Le projet de loi numérique a été présenté fin juin devant le Sénat. Il présente une multitude de mesures disparates : filtre anti-arnaques, renforcement de l'Arcom dans la lutte contre la pornographie, ou une peine de bannissement des réseaux sociaux en cas de cyberharcèlement. Ces mesures peuvent-elles être vraiment efficaces ?
Le projet de loi apporte des protections nouvelles avec un objectif unique : sécuriser et pacifier l'espace numérique.
Souvent ce sont les Français les plus vulnérables qui sont la cible de cyberattaques, ou exposés à des contenus inappropriés en ligne. Depuis cinq ans la France a montré la voie avec le contrôle parental, la lutte contre le cyberharcèlement, le DSA et le DMA, deux règlements que la France a poussés au sein de l'Union européenne.
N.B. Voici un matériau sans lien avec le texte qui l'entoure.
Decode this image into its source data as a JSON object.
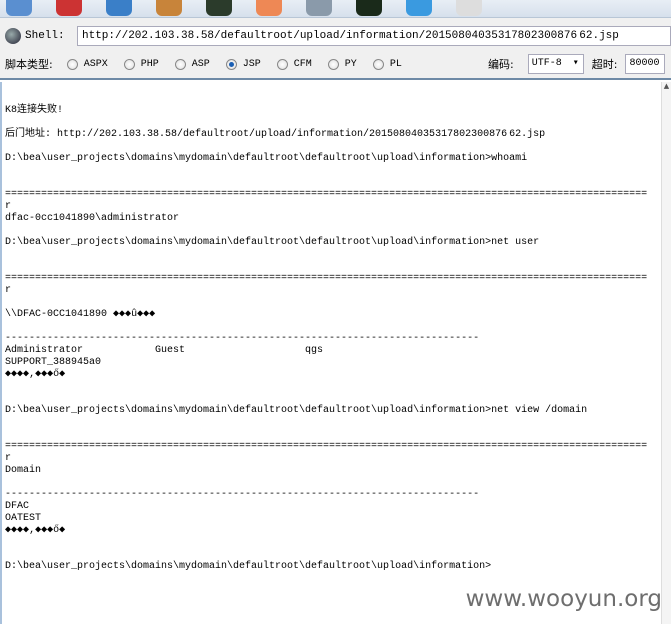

Le filtre anti-arnaques va-t-il réduire le phishing massif, par mail ou sms, étape souvent préparatoire à des escroqueries ?
Nous avons tous déjà reçu des SMS avec des arnaques au compte formation, ou nous demandant de régler des amendes, ou encore d'aller chercher un Chronopost. Nous avons tous hésité à cliquer et à donner nos données personnelles ou bancaires.
Ce sont 18 millions de Français qui en ont été victimes, dont la moitié a perdu de l'argent.
Aujourd'hui il est beaucoup trop facile de lancer une campagne frauduleuse. Les Jeux olympiques (JO) de Paris sera une occasion de rêve pour les pirates et mafias pour piller des données personnelles afin de réaliser une usurpation d'identité (avec souvent ouverture d'un crédit à la consommation) et mener des attaques sur des institution françaises.
Ce filtre permettra de rediriger les internautes vers une page sécurisée. Techniquement nous recensons les URL de sites malveillants, et via les fournisseurs d'accès à internet (FAI), nous redirigeons les internautes vers une page de mise en garde.
Cela ne va pas arrêter toutes les campagnes mais cela découragera sûrement les pirates d'en lancer. Nous voulons ériger une digue contre ce phénomène massif.